'Working Indians Want To Change City Post Retirement'

For those wanting to move overseas, the United States has emerged as the top destination, according to a survey.

Published: 29th April 2015 04:03 PM  |   Last Updated: 29th April 2015 04:18 PM   |  A+A-


Image for representation purposes only. (Flickr/Creative Commons)


NEW DELHI: Forty four per cent of working Indians want to settle in another city or town after retirement, and for those wanting to move overseas the United States has emerged as the top destination, says a survey.

According to the survey - 'The Future of Retirement Choices for later life', 44 per cent of working Indians want to settle in another city or town after retirement, and of these, 15 per cent want to move overseas for a better retired life while 29 per cent plan to move within country.

The US tops the retirement destination chart (35 per cent) for Indians who would like to move overseas once they stop working, followed by UK (24 per cent) and Australia (20 per cent), it added.

Relaxed lifestyle, better healthcare facilities and pleasant weather were some of the key reasons for which Indians prefer moving to another city or town, according to the survey.

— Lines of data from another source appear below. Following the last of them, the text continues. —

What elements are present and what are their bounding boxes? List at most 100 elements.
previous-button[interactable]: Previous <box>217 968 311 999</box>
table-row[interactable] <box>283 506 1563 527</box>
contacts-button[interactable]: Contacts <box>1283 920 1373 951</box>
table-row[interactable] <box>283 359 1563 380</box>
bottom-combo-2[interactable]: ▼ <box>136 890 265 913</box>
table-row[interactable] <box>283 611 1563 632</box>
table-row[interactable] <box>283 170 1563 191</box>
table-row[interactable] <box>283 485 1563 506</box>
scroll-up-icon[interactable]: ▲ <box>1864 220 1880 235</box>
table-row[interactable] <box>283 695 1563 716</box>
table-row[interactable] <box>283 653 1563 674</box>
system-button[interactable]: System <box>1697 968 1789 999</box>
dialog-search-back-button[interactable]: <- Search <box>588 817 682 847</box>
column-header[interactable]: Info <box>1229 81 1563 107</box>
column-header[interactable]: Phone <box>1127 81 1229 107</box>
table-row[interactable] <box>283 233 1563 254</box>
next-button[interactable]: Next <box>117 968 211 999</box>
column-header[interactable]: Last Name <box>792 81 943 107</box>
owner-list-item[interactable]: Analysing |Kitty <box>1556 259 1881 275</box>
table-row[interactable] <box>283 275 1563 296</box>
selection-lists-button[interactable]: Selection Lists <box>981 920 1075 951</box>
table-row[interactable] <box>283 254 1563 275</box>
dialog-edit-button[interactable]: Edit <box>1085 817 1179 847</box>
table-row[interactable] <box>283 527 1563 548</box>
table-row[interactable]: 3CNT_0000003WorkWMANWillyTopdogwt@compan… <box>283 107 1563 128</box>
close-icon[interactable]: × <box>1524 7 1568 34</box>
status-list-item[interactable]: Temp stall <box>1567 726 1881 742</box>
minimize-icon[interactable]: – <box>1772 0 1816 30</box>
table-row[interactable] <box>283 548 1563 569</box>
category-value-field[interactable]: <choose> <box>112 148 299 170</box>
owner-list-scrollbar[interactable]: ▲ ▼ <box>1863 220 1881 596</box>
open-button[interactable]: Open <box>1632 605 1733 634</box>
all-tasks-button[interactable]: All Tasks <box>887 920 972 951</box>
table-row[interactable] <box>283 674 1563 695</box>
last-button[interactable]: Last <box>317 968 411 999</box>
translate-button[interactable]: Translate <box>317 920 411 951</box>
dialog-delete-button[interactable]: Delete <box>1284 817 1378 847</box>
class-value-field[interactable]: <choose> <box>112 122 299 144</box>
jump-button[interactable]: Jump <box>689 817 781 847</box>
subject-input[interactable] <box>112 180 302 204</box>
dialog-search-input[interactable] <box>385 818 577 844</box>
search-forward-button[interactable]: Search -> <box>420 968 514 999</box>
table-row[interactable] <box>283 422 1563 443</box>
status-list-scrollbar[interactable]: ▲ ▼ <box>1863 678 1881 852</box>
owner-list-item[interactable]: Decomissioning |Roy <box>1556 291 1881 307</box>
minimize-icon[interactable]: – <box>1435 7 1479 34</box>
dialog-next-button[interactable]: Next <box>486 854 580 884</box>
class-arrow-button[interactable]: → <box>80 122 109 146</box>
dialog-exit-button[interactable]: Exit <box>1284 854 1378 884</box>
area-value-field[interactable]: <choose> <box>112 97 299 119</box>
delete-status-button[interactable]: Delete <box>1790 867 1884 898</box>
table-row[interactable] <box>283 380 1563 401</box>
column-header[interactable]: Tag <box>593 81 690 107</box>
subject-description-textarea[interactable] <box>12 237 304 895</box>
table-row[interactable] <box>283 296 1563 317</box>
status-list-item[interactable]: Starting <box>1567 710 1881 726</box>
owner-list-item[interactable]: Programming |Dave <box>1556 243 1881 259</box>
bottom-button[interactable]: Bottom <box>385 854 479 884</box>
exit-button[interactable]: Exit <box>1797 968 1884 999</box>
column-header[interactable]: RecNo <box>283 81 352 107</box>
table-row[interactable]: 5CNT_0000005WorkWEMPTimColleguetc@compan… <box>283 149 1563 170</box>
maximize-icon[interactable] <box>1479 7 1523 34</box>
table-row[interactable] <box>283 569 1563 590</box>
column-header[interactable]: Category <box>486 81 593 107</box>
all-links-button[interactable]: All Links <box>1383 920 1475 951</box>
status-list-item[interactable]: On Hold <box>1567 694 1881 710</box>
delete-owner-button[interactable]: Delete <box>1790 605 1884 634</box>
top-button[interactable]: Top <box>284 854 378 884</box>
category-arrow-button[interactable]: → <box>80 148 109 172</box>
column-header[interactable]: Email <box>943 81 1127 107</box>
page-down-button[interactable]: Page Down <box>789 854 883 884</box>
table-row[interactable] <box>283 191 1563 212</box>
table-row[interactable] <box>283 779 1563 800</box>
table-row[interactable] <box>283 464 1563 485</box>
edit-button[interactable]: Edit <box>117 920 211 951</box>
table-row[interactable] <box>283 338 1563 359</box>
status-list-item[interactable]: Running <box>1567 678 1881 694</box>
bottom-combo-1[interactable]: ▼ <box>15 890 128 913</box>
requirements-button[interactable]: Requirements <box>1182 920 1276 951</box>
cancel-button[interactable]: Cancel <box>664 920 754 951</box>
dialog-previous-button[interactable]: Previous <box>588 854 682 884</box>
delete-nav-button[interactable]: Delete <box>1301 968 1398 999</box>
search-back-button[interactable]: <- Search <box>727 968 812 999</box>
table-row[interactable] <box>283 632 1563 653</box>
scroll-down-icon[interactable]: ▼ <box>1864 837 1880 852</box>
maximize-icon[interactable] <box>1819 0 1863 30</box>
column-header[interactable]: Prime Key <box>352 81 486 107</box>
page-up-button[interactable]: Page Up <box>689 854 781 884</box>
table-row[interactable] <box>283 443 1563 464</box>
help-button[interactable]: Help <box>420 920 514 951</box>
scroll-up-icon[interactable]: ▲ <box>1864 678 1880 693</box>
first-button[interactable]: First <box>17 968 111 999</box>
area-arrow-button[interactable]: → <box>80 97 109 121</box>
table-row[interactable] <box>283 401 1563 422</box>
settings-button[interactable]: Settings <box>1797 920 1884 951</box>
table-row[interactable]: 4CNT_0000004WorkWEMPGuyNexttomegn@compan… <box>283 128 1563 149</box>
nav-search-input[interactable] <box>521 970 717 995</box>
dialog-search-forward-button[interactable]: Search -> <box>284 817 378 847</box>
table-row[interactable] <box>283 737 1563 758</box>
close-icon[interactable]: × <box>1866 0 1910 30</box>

The US also emerged as the top retirement destination globally with 19 per cent of respondents choosing the country for relocation, ahead of Australia (17 per cent), Canada (16 per cent), New Zealand (11 per cent) and UK (11 per cent).

Meanwhile, around 36 per cent working Indians are supporting parents and over a quarter fund children under 16 (27 per cent) or grown-up children (27 per cent), according to the survey.

"India's strong family support system is a key factor to the rise of the 'living inheritance', which adds another dimension to the already complex financial pressures faced by Indian retirees. Therefore they must build a substantial retirement corpus through a mix of growth and income assets," HSBC India Head of Retail Banking and Wealth Management Sanjiv Sud said.

The survey, commissioned by HSBC last year, covered 16,000 people in 15 regions or countries globally, with 1,000 respondents from India.